In the past most organizations had clear-cut boundaries and roles were well-defined. While they had to be responsive to customers, major decisions were left to management and communications with employees and customers were typically one-way. With the emergence of social media and non-traditional ecosystems, interactions tend to be two-way and change can be driven by any number of stakeholders, including employees, partners and suppliers.
In order to thrive in this environment businesses are deploying and using new social tools and taking advantage of the many new business opportunities. Organizations are evolving to be social businesses, which are defined as those that have the strategies and technologies that allow all parts of their ecosystems to be engaged, create value, form relationships and make decisions. Social business is the latest step in the evolution of business that began with the advent of the Internet and electronic communications. In these organizations work is accomplished differently and products and services are created and purchased in new ways. Since social businesses can adapt to their environments, they are well suited to meet the changing needs of their internal and external constituencies.
IBM, one of the company’s leading in social business, has identified three distinct characteristics of a social business:
Engaged—deeply connecting people, including customers, employees, and partners, to be involved in productive, efficient ways.
Transparent—removing boundaries to information, experts and assets, helping people align every action to drive business results.
Nimble—speeding up business with information and insight to anticipate and address evolving opportunities.

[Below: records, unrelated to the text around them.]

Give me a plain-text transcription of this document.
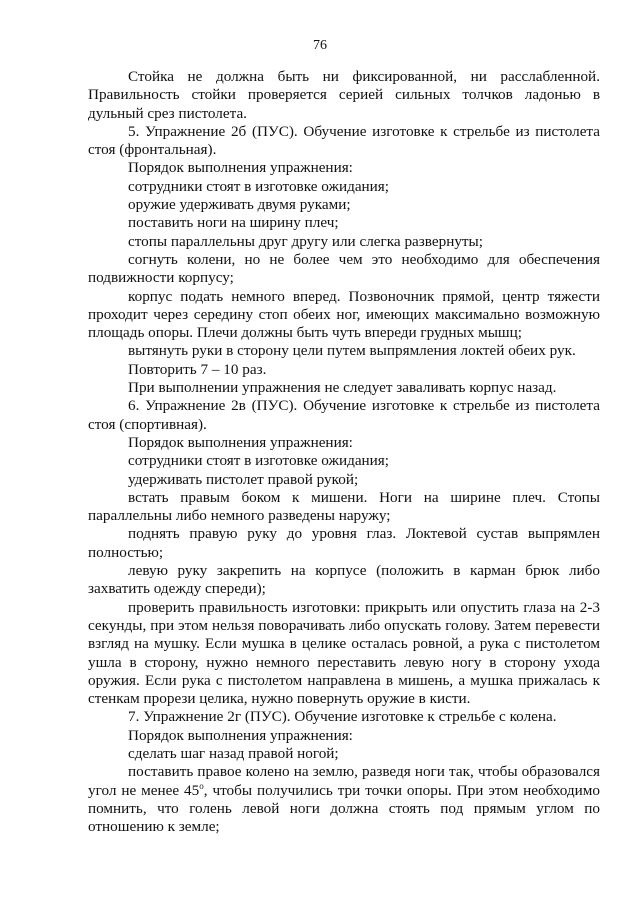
76

Стойка не должна быть ни фиксированной, ни расслабленной. Правильность стойки проверяется серией сильных толчков ладонью в дульный срез пистолета.

5. Упражнение 2б (ПУС). Обучение изготовке к стрельбе из пистолета стоя (фронтальная).

Порядок выполнения упражнения:

сотрудники стоят в изготовке ожидания;

оружие удерживать двумя руками;

поставить ноги на ширину плеч;

стопы параллельны друг другу или слегка развернуты;

согнуть колени, но не более чем это необходимо для обеспечения подвижности корпусу;

корпус подать немного вперед. Позвоночник прямой, центр тяжести проходит через середину стоп обеих ног, имеющих максимально возможную площадь опоры. Плечи должны быть чуть впереди грудных мышц;

вытянуть руки в сторону цели путем выпрямления локтей обеих рук.

Повторить 7 – 10 раз.

При выполнении упражнения не следует заваливать корпус назад.

6. Упражнение 2в (ПУС). Обучение изготовке к стрельбе из пистолета стоя (спортивная).

Порядок выполнения упражнения:

сотрудники стоят в изготовке ожидания;

удерживать пистолет правой рукой;

встать правым боком к мишени. Ноги на ширине плеч. Стопы параллельны либо немного разведены наружу;

поднять правую руку до уровня глаз. Локтевой сустав выпрямлен полностью;

левую руку закрепить на корпусе (положить в карман брюк либо захватить одежду спереди);

проверить правильность изготовки: прикрыть или опустить глаза на 2-3 секунды, при этом нельзя поворачивать либо опускать голову. Затем перевести взгляд на мушку. Если мушка в целике осталась ровной, а рука с пистолетом ушла в сторону, нужно немного переставить левую ногу в сторону ухода оружия. Если рука с пистолетом направлена в мишень, а мушка прижалась к стенкам прорези целика, нужно повернуть оружие в кисти.

7. Упражнение 2г (ПУС). Обучение изготовке к стрельбе с колена.

Порядок выполнения упражнения:

сделать шаг назад правой ногой;

поставить правое колено на землю, разведя ноги так, чтобы образовался угол не менее $45^о$, чтобы получились три точки опоры. При этом необходимо помнить, что голень левой ноги должна стоять под прямым углом по отношению к земле;
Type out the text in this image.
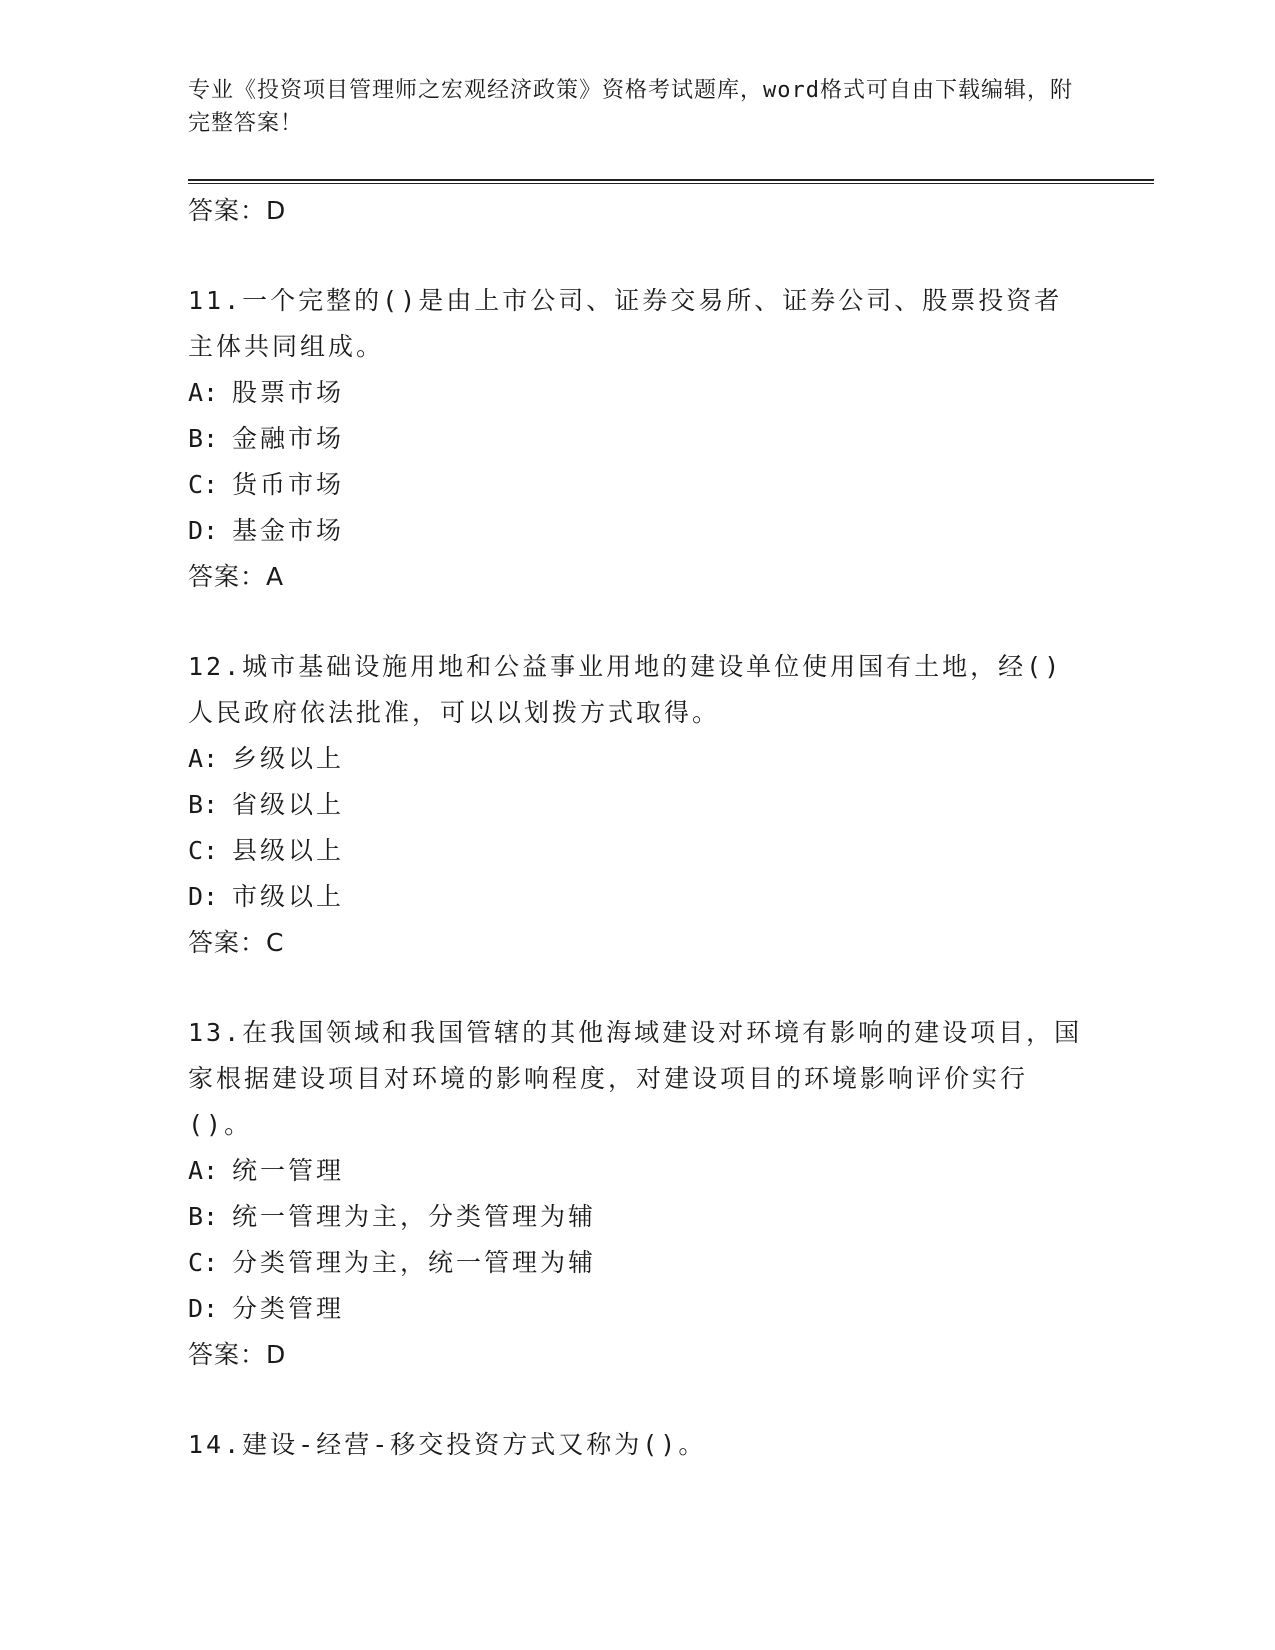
专业《投资项目管理师之宏观经济政策》资格考试题库，word格式可自由下载编辑，附完整答案！

答案：D

11.一个完整的()是由上市公司、证券交易所、证券公司、股票投资者主体共同组成。

A: 股票市场

B: 金融市场

C: 货币市场

D: 基金市场

答案：A

12.城市基础设施用地和公益事业用地的建设单位使用国有土地，经()人民政府依法批准，可以以划拨方式取得。

A: 乡级以上

B: 省级以上

C: 县级以上

D: 市级以上

答案：C

13.在我国领域和我国管辖的其他海域建设对环境有影响的建设项目，国家根据建设项目对环境的影响程度，对建设项目的环境影响评价实行()。

A: 统一管理

B: 统一管理为主，分类管理为辅

C: 分类管理为主，统一管理为辅

D: 分类管理

答案：D

14.建设-经营-移交投资方式又称为()。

There are many advantages to becoming a social business. Internally these organizations often have better business performance, are more efficient, have better insights and knowledge, are more aware of new opportunities, have better collaboration , more efficient processes and avoid duplication of efforts. Externally, they can have lower customer care costs, better customer satisfaction and loyalty, lower marketing and sales costs, better brand reputations and lower product development costs.

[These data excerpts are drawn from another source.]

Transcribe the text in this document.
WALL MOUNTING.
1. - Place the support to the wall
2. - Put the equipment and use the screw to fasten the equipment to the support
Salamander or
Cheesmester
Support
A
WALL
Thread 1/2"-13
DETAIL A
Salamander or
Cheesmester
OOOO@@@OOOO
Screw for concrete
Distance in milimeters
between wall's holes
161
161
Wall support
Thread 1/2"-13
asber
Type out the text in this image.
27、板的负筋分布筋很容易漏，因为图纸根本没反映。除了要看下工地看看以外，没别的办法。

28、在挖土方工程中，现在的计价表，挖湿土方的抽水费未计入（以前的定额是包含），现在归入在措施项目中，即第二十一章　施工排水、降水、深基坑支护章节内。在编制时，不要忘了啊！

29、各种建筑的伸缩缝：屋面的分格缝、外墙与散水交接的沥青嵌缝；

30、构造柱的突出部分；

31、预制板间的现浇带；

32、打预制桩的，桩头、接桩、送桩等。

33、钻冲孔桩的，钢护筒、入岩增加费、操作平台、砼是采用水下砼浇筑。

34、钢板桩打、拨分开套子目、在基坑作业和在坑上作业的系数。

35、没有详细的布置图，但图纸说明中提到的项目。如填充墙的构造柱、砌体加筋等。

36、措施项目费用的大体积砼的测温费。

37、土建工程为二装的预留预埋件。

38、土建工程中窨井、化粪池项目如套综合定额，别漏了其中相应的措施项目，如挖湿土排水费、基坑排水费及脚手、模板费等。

It is difficult for any organization to go from being an isolated entity to being social business, although few organizations are really totally isolated any more. Organizations need to develop the strategies and tools that will enable them to move along this continuum. They need to go from having an inside out point of view to an outside in point of view and they have must have technologies that enable collaboration and the sharing of insights and knowledge.
While increasing employee and customer engagement is usually welcome, not every social business initiative will succeed and it is important that an organization experiments with new approaches, learns from mistakes and moves on when something doesn’t work. Having leaders who are not afraid to take risks is one important step. Having employees who know how to be digital citizens is another. Employees must have the training necessary to understand how to behave and to manage their own reputations and that of their employers.
Although social businesses may be relatively new entities, the number of social business is growing. A 2011 social business survey by International Data Corporation (IDC) showed that 41% of respondents have some sort of social business initiative underway. What they found, however, is that these projects vary greatly. They ranged from grassroots bottom-up employee initiatives to sophisticated and strategic social customer engagement programs.
So while there is no “one size fits all” way to be a social business, the message is clear; if you run a business, you should think about where you are on the continuum from isolation to integration to stakeholder optimization and develop a plan to transform your organization into a social one. Otherwise your business risks being endangered.